# Building a new Home



## davidburn (May 10, 2007)

Im currently in the planning stages of building a new home.

My question's are;

What is the best shape for the room for HT?

What would be the best size for the room. My current HT room is very small 3.5m x 3.5m with 9" cealings and the sound is huge to say the least, but only has 1 sweet spot. The new room will be completely sealed with only a door way for entry.

I would like to have a 100" screen but with only 4 sets in the room.

Any suggestions on the ultimate room would be great.

Thanks.

Dave.


----------



## bpape (Sep 14, 2006)

What is the available envelope to work in as far as size? How many seats do you want? How many rows? How high can you go with the ceilings?

All of those things will determine how to answer.

Bryan


----------



## davidburn (May 10, 2007)

bpape said:


> What is the available envelope to work in as far as size? How many seats do you want? How many rows? How high can you go with the ceilings?
> 
> All of those things will determine how to answer.
> 
> Bryan


Thanks Bryan,

The ceiling will be 9ft high, this cannot be changed.

I only want 4 seat's all in a row.

As far as the envelope, I would like to keep it as small as I can without compromising to much on SQ.

I will be using a 50" plasma for everyday viewing and then a projector for movies.

The audio will be 5.1

The room will be used mainly for Movie Viewing and will be tucked in the back corner of the house.

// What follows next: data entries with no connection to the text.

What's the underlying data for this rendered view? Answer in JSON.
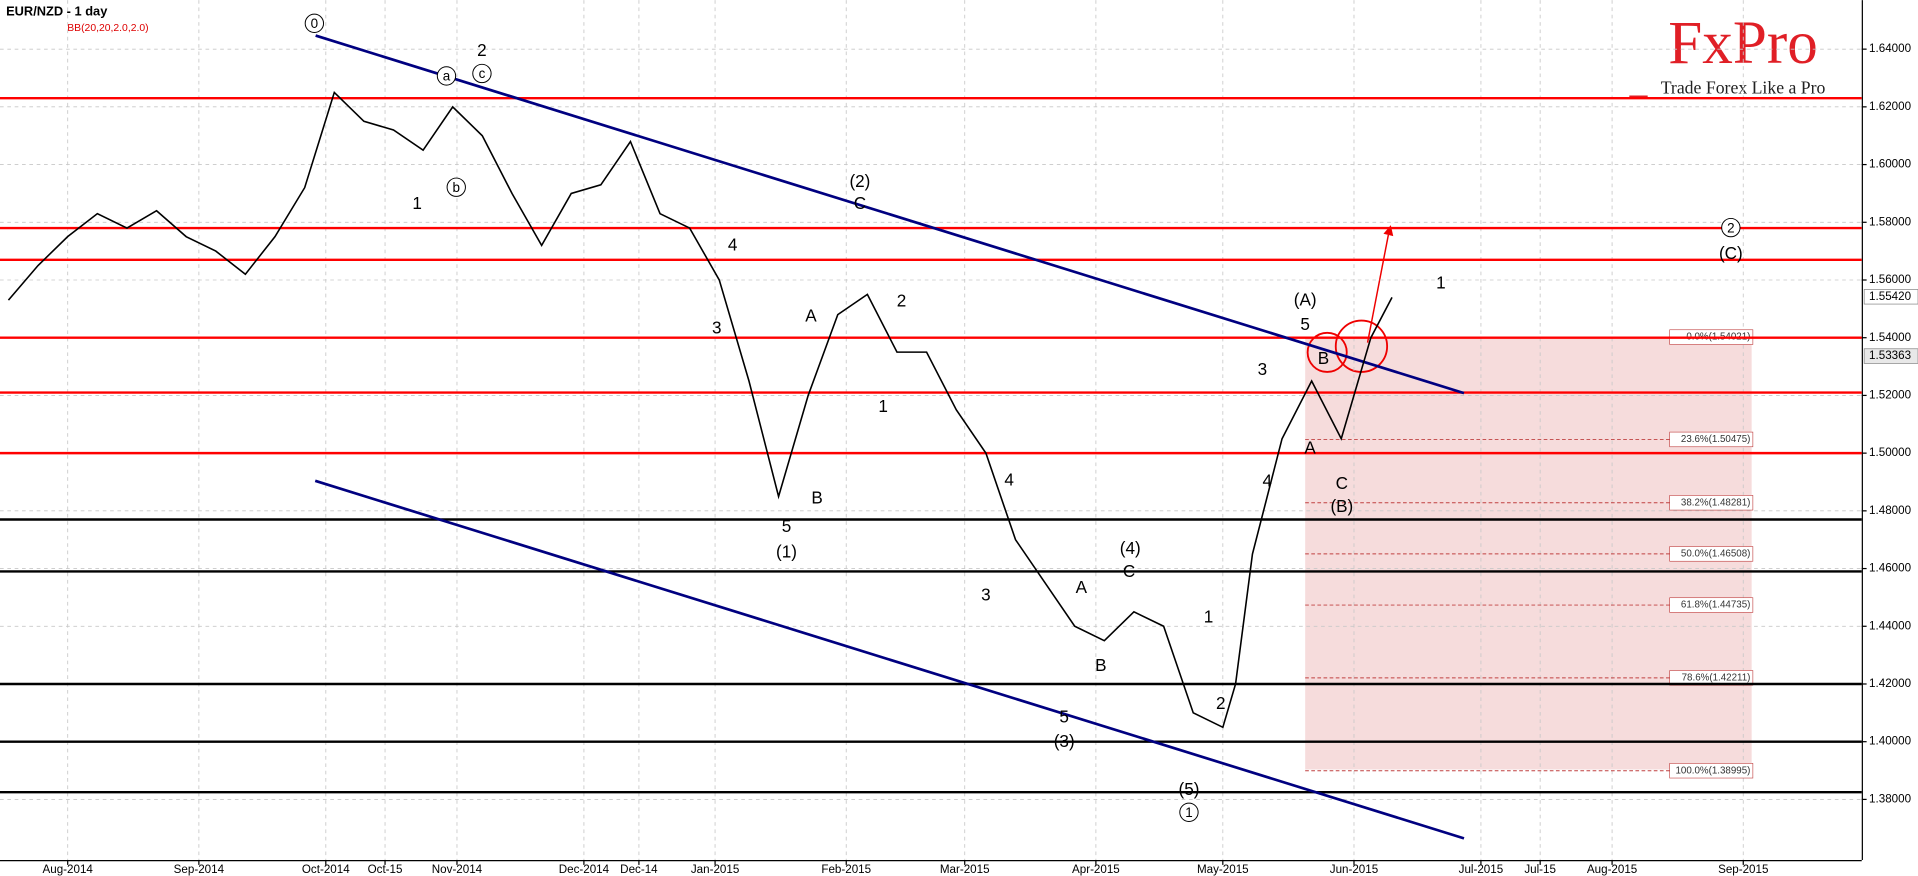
{
  "chart_data": {
    "type": "line",
    "title": "EUR/NZD - 1 day",
    "subtitle": "BB(20,20,2.0,2.0)",
    "color": "#000000",
    "x": [
      -14,
      -7,
      0,
      7,
      14,
      21,
      28,
      35,
      42,
      49,
      56,
      63,
      70,
      77,
      84,
      91,
      98,
      105,
      112,
      119,
      126,
      133,
      140,
      147,
      154,
      161,
      168,
      175,
      182,
      189,
      196,
      203,
      210,
      217,
      224,
      231,
      238,
      245,
      252,
      259,
      266,
      273,
      276,
      280,
      287,
      294,
      301,
      308,
      313
    ],
    "values": [
      1.553,
      1.565,
      1.575,
      1.583,
      1.578,
      1.584,
      1.575,
      1.57,
      1.562,
      1.575,
      1.592,
      1.625,
      1.615,
      1.612,
      1.605,
      1.62,
      1.61,
      1.59,
      1.572,
      1.59,
      1.593,
      1.608,
      1.583,
      1.578,
      1.56,
      1.525,
      1.485,
      1.52,
      1.548,
      1.555,
      1.535,
      1.535,
      1.515,
      1.5,
      1.47,
      1.455,
      1.44,
      1.435,
      1.445,
      1.44,
      1.41,
      1.405,
      1.42,
      1.465,
      1.505,
      1.525,
      1.505,
      1.54,
      1.554
    ],
    "xlim": [
      -16,
      424
    ],
    "xticks": [
      {
        "value": 0,
        "label": "Aug-2014"
      },
      {
        "value": 31,
        "label": "Sep-2014"
      },
      {
        "value": 61,
        "label": "Oct-2014"
      },
      {
        "value": 75,
        "label": "Oct-15"
      },
      {
        "value": 92,
        "label": "Nov-2014"
      },
      {
        "value": 122,
        "label": "Dec-2014"
      },
      {
        "value": 135,
        "label": "Dec-14"
      },
      {
        "value": 153,
        "label": "Jan-2015"
      },
      {
        "value": 184,
        "label": "Feb-2015"
      },
      {
        "value": 212,
        "label": "Mar-2015"
      },
      {
        "value": 243,
        "label": "Apr-2015"
      },
      {
        "value": 273,
        "label": "May-2015"
      },
      {
        "value": 304,
        "label": "Jun-2015"
      },
      {
        "value": 334,
        "label": "Jul-2015"
      },
      {
        "value": 348,
        "label": "Jul-15"
      },
      {
        "value": 365,
        "label": "Aug-2015"
      },
      {
        "value": 396,
        "label": "Sep-2015"
      }
    ],
    "ylim": [
      1.359,
      1.657
    ],
    "yticks": [
      {
        "value": 1.38,
        "label": "1.38000"
      },
      {
        "value": 1.4,
        "label": "1.40000"
      },
      {
        "value": 1.42,
        "label": "1.42000"
      },
      {
        "value": 1.44,
        "label": "1.44000"
      },
      {
        "value": 1.46,
        "label": "1.46000"
      },
      {
        "value": 1.48,
        "label": "1.48000"
      },
      {
        "value": 1.5,
        "label": "1.50000"
      },
      {
        "value": 1.52,
        "label": "1.52000"
      },
      {
        "value": 1.54,
        "label": "1.54000"
      },
      {
        "value": 1.56,
        "label": "1.56000"
      },
      {
        "value": 1.58,
        "label": "1.58000"
      },
      {
        "value": 1.6,
        "label": "1.60000"
      },
      {
        "value": 1.62,
        "label": "1.62000"
      },
      {
        "value": 1.64,
        "label": "1.64000"
      }
    ],
    "grid": true,
    "price_labels": [
      {
        "value": 1.5542,
        "label": "1.55420"
      },
      {
        "value": 1.53363,
        "label": "1.53363"
      }
    ],
    "levels_red": [
      1.623,
      1.578,
      1.567,
      1.54,
      1.521,
      1.5
    ],
    "levels_black": [
      1.477,
      1.459,
      1.42,
      1.4,
      1.3825
    ],
    "level_red_color": "#ff0000",
    "level_black_color": "#000000",
    "fib_levels": [
      {
        "value": 1.54021,
        "label": "0.0%(1.54021)"
      },
      {
        "value": 1.50475,
        "label": "23.6%(1.50475)"
      },
      {
        "value": 1.48281,
        "label": "38.2%(1.48281)"
      },
      {
        "value": 1.46508,
        "label": "50.0%(1.46508)"
      },
      {
        "value": 1.44735,
        "label": "61.8%(1.44735)"
      },
      {
        "value": 1.42211,
        "label": "78.6%(1.42211)"
      },
      {
        "value": 1.38995,
        "label": "100.0%(1.38995)"
      }
    ],
    "trendlines": [
      {
        "color": "#000080",
        "x": [
          58.6,
          330
        ],
        "y": [
          1.6447,
          1.5208
        ]
      },
      {
        "color": "#000080",
        "x": [
          58.5,
          330
        ],
        "y": [
          1.4904,
          1.3665
        ]
      }
    ],
    "annotations": [
      "0",
      "a",
      "2",
      "c",
      "b",
      "1",
      "(2)",
      "C",
      "4",
      "2",
      "3",
      "A",
      "1",
      "B",
      "5",
      "(1)",
      "4",
      "3",
      "A",
      "(4)",
      "C",
      "B",
      "5",
      "(3)",
      "1",
      "2",
      "(5)",
      "1",
      "(A)",
      "5",
      "3",
      "B",
      "A",
      "4",
      "C",
      "(B)",
      "1",
      "2",
      "(C)"
    ]
  },
  "logo": {
    "brand": "FxPro",
    "tagline": "Trade Forex Like a Pro"
  }
}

The proposed room size on the plan is 3.6m x 4.7m, does this work?

Thanks.


----------



## bpape (Sep 14, 2006)

That's not a bad size though I think you'll find it pretty cramped side to side with 4 seats depending on how big they are. Again, hard to say if 3.6 x 4.7 is good or not without knowing the height. 

Bryan


----------



## davidburn (May 10, 2007)

The height is 9 ft.


----------



## bpape (Sep 14, 2006)

Nothing really bad in those dimensions. It's certainly nice to have the extra height.

Bryan


----------



## davidburn (May 10, 2007)

The seats will be Jason Lazy Boy Rocker Recliners which are not very wide but very comfy.


----------



## Prof. (Oct 20, 2006)

I have 3 recliners in a 3m.wide room and they almost touch wall to wall..
I think it might be a bit tight with 4 in a 3.6M.wide room!


----------



## davidburn (May 10, 2007)

Prof. said:


> I have 3 recliners in a 3m.wide room and they almost touch wall to wall..
> I think it might be a bit tight with 4 in a 3.6M.wide room!

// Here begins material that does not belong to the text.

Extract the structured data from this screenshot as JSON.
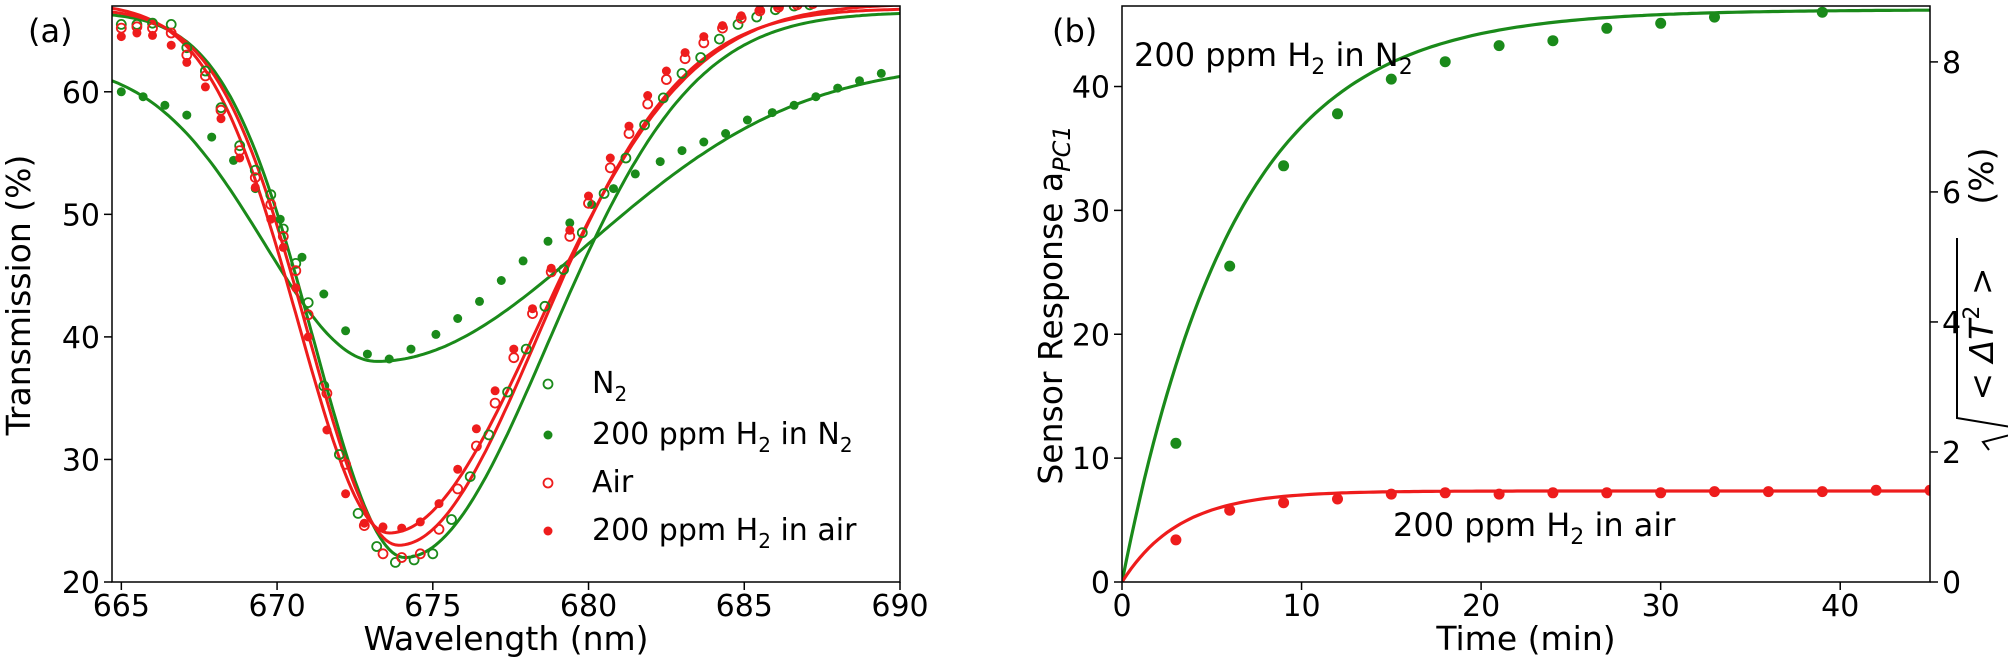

The room is 4.7 wide which would easily fit 4 recliner's. Is 3.6 to short for viewing a 100" screen?

I can adjust the size of the room.

Thanks Prof.


----------



## Prof. (Oct 20, 2006)

Why are you orientating the room that way?
It's better to have the 4.7M. as your length..Also using the 3.6M. as your length, doesn't leave enough room behind the seats..


----------



## bpape (Sep 14, 2006)

If only one row, that MIGHT be OK but usually better to do the length as the longest dimension. A 92" screen is going to look pretty puny on a 4.7m wall

Bryan


----------



## davidburn (May 10, 2007)

bpape said:


> If only one row, that MIGHT be OK but usually better to do the length as the longest dimension. A 92" screen is going to look pretty puny on a 4.7m wall
> 
> Bryan


Thanks Bryan and Bpape

So if I was to make the 4.7m the screen wall what would be the minimum depth to allow a 100" screen and still optain good SQ for the rears and keeping the chairs further enough away from the rear wall?

Thanks for the replies.

Dave.


----------



## bpape (Sep 14, 2006)

Minimum THX recommended viewing angle is 36 degrees included angle. You can work backward from there to see where that would put seats. Based on that distance, try to have those seats at that distance be somewhere around 62-66% of the room length

Bryan


----------



## davidburn (May 10, 2007)

Thanks Bryan. Just what I needed.

Dave.


----------